木は育ってきた環境や年月により木目の出方は1つ1つ違います。人間でいえば指紋のようなもので、全く同じものはありません。美しい木目との出会いも無垢材の楽しみのひとつで、また使いこむほどに風合いが増し味わい深くなっていきますので経年変化を楽しむこともできます。傷や汚れがついても、削り直しなどの補修が可能な点は大きなメリットです。
修理やメンテナンスを丁寧におこなうことによって、世代を超えて受け継ぎながら長く家具をお使いいただくことができます。
一方、無垢材のデメリットは反りや割れが出ることがある点です。自然界にあった時と同じく、木材になってからも木は呼吸をしています。空気中の水分を含んだり放出したりしながら呼吸をすることで、木材に割れや反りが発生します。

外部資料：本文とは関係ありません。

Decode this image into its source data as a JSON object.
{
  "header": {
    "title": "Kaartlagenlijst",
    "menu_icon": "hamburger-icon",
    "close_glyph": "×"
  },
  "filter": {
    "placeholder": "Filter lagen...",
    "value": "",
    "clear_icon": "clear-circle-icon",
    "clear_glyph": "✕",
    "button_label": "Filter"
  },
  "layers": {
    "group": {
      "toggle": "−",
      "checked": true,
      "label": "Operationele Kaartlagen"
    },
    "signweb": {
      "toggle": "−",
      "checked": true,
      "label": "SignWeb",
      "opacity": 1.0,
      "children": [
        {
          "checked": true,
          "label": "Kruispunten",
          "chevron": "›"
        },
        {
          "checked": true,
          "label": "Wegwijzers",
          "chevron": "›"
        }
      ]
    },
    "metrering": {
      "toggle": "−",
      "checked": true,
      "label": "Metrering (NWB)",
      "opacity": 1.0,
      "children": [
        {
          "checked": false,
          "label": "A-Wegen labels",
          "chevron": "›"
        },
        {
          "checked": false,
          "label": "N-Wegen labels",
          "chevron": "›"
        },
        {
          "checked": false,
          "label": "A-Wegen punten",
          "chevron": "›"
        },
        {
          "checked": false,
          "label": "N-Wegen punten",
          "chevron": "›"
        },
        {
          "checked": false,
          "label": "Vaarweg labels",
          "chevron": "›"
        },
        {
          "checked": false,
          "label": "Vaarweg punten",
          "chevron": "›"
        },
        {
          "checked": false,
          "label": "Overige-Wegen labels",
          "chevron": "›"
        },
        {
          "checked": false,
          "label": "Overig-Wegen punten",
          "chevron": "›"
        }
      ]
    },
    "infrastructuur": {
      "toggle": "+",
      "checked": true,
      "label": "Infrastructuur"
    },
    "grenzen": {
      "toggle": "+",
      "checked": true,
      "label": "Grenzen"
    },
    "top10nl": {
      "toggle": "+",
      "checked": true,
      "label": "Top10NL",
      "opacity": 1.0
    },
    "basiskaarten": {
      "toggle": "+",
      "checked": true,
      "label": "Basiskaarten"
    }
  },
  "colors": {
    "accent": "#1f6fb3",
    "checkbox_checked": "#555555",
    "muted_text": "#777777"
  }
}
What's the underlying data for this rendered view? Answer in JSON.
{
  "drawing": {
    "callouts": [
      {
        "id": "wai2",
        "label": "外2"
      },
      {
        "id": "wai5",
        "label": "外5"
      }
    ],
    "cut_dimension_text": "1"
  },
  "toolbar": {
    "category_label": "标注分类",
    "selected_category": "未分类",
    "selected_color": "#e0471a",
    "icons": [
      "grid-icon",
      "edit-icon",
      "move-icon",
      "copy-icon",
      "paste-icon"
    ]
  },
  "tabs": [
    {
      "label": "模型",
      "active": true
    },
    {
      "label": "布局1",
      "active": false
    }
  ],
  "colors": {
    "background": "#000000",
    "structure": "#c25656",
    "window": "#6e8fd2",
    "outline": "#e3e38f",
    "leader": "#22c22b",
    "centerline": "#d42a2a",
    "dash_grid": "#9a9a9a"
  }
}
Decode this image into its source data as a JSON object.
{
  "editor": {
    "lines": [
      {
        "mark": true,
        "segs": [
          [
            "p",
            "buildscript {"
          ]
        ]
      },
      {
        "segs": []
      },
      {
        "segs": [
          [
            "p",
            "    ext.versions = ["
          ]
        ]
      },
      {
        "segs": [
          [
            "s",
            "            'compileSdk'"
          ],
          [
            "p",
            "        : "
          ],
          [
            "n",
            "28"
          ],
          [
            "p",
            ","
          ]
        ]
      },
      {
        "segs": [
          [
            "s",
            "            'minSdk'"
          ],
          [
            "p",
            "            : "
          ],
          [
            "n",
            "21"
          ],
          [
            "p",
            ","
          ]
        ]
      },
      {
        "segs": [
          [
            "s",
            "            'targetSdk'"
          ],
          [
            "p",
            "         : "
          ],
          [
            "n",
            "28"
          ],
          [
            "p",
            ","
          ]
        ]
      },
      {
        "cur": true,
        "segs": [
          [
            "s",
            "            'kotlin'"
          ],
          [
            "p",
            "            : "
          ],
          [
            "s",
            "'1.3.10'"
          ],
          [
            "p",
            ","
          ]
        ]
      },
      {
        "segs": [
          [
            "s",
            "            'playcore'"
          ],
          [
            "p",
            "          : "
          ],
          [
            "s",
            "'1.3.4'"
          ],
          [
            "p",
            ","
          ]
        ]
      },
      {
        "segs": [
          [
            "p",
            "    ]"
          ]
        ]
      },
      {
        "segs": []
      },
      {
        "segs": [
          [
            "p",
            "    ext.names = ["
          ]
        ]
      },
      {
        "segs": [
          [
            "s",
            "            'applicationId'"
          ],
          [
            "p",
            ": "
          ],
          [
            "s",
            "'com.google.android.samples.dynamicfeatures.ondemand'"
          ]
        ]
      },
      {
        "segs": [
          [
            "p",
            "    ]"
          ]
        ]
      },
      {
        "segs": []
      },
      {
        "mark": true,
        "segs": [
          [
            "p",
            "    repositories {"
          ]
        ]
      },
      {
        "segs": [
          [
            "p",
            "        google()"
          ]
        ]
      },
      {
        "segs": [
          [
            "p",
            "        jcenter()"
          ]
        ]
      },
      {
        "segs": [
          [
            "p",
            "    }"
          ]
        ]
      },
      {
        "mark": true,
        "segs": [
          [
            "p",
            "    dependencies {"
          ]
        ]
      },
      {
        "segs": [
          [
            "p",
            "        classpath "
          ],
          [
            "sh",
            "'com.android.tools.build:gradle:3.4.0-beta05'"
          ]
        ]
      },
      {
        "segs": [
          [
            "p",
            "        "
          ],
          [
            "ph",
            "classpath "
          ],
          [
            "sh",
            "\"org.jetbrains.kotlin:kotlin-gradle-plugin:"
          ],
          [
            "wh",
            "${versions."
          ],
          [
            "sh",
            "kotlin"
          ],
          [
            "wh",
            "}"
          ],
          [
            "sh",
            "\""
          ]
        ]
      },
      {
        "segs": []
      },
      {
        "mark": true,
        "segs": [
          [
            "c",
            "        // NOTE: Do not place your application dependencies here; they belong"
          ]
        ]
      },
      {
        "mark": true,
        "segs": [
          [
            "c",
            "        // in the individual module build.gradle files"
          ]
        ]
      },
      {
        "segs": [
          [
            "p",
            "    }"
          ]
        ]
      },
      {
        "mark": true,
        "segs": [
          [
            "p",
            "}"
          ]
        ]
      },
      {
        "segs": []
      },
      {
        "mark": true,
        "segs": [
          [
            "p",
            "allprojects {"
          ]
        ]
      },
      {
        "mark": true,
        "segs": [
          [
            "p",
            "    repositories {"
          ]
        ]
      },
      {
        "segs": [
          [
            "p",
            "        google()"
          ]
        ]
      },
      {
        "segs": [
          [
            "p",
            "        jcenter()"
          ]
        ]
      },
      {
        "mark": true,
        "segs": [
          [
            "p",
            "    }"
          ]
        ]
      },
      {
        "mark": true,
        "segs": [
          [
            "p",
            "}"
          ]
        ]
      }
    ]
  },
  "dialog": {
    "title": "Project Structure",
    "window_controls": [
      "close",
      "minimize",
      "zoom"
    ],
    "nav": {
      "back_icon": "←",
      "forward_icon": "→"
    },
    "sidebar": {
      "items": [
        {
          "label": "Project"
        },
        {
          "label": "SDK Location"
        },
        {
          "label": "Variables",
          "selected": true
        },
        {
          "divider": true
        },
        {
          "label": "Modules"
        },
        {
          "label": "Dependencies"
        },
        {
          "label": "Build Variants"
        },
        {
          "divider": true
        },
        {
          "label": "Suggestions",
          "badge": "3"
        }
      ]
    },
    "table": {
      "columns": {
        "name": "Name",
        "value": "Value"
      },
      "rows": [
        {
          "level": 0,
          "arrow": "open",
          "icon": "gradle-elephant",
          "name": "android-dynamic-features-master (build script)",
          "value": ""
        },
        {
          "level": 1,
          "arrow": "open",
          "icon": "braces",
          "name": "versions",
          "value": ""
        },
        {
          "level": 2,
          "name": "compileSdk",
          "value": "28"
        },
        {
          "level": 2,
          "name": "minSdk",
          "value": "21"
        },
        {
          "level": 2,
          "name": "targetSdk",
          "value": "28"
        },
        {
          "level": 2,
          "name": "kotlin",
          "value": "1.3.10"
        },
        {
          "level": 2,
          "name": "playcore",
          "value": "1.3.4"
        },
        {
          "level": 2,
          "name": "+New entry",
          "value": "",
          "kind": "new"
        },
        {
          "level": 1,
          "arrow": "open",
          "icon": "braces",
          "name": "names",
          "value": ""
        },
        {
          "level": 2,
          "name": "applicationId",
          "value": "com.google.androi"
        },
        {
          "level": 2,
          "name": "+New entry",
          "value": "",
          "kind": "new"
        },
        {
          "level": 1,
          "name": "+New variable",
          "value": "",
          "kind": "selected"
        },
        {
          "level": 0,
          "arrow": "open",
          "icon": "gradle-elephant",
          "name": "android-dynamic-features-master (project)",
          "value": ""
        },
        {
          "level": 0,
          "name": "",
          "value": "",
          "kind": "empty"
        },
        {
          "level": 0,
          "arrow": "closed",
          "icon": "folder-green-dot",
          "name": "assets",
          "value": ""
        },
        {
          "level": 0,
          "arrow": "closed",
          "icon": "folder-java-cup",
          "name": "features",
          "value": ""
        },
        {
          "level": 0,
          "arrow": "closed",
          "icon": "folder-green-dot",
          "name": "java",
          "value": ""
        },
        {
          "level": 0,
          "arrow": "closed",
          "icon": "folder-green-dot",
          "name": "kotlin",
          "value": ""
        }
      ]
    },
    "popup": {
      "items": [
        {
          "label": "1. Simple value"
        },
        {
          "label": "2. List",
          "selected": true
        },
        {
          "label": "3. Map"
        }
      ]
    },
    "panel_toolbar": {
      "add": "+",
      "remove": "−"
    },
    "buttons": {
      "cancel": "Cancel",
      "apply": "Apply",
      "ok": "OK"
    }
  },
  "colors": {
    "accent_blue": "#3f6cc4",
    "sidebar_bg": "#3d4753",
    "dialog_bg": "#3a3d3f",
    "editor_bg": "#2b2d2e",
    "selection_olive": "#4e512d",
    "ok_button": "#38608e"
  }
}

そのため、家具を製作する際にはしっかりと乾燥させ、反り止めなどの工夫を凝らし、反らないように仕上げる必要があります。
マルニ木工の無垢材のテーブルにもしっかりと反り止めの工夫が施されています。
突板と比較して、重量があり価格が高めな点もデメリットとして挙げておきます。
突板とは
突板は木材を薄くスライスしたもので、芯材と呼ばれるベースとなる木材に突板を貼り付けて表面を美しく仕上げたものが突板の家具と呼ばれます。
薄くスライスすることで、反りにくくなります。
また、木目がデザインに影響することは多く、木目の違いでイメージが変わってしまう可能性があります。突板は無垢材と比べて木目を合わせやすいので、イメージに近い見た目で量産が可能になります。また突板は一般的に、木材の美しい部分を優先的に使用するといわれています。
突板を選択することでデザイナーの意図する木目を貼ることが可能になり、木目をデザインとして生かすこともできます。ここが無垢材との大きな違いになります。突板は加工しやすく、模様張りなどの装飾に向いているのが大きなメリットです。
マルニ木工のクラシック家具にも、突板貼りで天板に模様をあしらった美しい家具があります。
そして無垢材と比較すると軽量で安価になります。
デメリットとしては、深い傷がついたときに下地が見えることがあり、補修・削りには限界があることです。
昔からデザインや家具の種類、木材の違いによって、無垢材、突板それぞれの良さを生かしながら家具が造られてきました。それぞれのメリット・デメリットを考え、これからの家具選びの参考にしていただければと思います。